Мать вопила во весь голос, грозила утопиться иль чего-нибудь еще наделать, а бабы ее урезонивали:

– Не глупи, Маланья… Эка, право, ты! Поплачешь малость и забудешь… Перестань!..

Так оно и вышло: мать поплакала и перестала.

Помню, в троицу как-то сижу у окна. Отворяется дверь, входят мать и отец, за ними чужие мужики и бабы – все навеселе. Помолившись богу, расселись по лавкам, на скамейке и кутнике. Одна баба – в желтом завесе, выступив на средину избы, подбоченилась и стала плясать, помахивая белым платочком: «Й-их! й-их! чики! чики!» – а мать хлопала в ладоши, смеялась и пела:

Вот Егор, ты Егор
Да Егорушка,
Кучерявая твоя
Вся головушка.

Я подсел к ней поближе, тоже смеюсь:

– Ну-ка, мама, еще! Ну-ка еще!..

Приходи, кума, за медом – меду дам,
Приходи, кума, вечерять нынче к нам!.. –

запела мать другую песню. Обернувшись, обняла меня за шею и сказала:

– Загуляли мы нынче, сыночек! Троицу веселую справляем!

Я эту сценку хорошо помню, тогда было много солнца и у всех – милые, славные лица.
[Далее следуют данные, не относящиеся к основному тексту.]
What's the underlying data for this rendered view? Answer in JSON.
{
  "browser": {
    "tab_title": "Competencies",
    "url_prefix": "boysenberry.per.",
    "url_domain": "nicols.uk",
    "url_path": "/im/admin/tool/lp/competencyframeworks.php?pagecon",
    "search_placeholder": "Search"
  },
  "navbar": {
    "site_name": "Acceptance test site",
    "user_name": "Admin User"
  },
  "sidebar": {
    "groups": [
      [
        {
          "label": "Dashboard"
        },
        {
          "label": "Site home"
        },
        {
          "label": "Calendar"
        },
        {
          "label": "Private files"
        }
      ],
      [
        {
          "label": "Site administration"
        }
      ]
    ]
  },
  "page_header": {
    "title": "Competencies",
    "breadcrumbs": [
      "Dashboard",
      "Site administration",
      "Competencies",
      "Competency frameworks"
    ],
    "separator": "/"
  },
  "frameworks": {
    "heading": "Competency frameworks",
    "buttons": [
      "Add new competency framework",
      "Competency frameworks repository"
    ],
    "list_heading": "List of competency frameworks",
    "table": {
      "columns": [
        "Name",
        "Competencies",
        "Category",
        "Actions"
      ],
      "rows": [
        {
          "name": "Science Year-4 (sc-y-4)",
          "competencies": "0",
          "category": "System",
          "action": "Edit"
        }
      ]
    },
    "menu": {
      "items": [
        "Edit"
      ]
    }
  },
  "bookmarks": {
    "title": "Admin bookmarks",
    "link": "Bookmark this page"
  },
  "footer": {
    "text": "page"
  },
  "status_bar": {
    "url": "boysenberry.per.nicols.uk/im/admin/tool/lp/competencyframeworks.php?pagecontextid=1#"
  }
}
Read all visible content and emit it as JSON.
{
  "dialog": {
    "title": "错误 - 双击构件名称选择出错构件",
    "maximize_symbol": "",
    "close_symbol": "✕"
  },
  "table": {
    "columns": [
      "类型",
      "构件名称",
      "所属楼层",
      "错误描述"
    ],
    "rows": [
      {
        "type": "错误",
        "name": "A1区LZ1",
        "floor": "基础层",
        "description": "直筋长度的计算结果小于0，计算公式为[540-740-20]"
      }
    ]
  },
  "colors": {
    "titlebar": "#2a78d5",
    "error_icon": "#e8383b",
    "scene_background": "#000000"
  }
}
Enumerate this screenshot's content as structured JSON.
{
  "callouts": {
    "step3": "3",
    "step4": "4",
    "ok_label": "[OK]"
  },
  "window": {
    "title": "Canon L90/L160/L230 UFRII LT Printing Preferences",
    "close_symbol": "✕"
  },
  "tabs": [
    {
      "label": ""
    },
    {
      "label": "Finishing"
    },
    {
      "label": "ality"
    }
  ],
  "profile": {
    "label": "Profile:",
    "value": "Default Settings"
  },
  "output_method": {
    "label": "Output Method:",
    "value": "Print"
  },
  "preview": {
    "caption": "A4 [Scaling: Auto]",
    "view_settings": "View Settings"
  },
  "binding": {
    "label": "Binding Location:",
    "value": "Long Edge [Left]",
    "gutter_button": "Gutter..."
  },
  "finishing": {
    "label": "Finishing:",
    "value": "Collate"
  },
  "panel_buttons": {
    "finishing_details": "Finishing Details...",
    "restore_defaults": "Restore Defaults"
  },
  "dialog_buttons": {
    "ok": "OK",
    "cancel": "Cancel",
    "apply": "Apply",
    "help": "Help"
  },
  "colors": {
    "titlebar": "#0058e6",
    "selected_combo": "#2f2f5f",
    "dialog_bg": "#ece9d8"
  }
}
К нам в окна смотрела молоденькая нарядная береза, тоненькая и нежная, как церковная свеча, а по улице ходили девушки и пели весенние, звучные песни; мать моя тоже смеялась и пела.

Еще один случай, – не помню, когда это было – раньше иль позже описанного, – я ходил тогда по лавке.

Поздним вечером, на масленице, отец, помню, сидит ужинает. Мотя спит. Мать возится на кутнике. Положив руки на стол и склонив из них голову, отец о чем-то думает. На конце стола, у лампы – полштоф водки. Отец время от времени «прикладывается» к полштофу, а я стою около него, держась рукой за шею, и пою ему песню про сиротку Машу.

– Ел бы, песенник, блины с отцом, – кричит мать. – Будет тебе, – завтра напоешься.

Я сажусь к отцу на колени, тереблю его бороду.

– Вина хочешь? – спрашивает он.

– Давай.

– Что ты делаешь, не надо! – подскочила мать.

А отец ей на это ответил:

– Ничего, он немножко, пускай привыкает, пока я жив.

Выпив глотка три, я стал еще веселее. Соскочив на пол, показал, как ходит пьяный Гуля и как пляшут парни с девками на улице, еще что-то сделал сметное, а потом опять взобрался на колени к отцу и опять ему пел про сиротку Машу.

Посидев с полчаса, залезли на печь, и отец крикнул матери:

– Маланья, слушай!

– Песни, что ли, петь собираешься? – спросил я.

– Да, – сказал отец и заорал во всю глотку:

Как приехал мой миленький с поля…

Мотя проснулась на лежанке, зашмыгала носом и завозилась.

– Матрешила, лезь к нам, – сказал я. – Отец теперь всю ночь будет петь: все равно ведь не уснешь…

Сестра пожевала спросонок губами, поскребла в голове и опять уткнулась в подушку.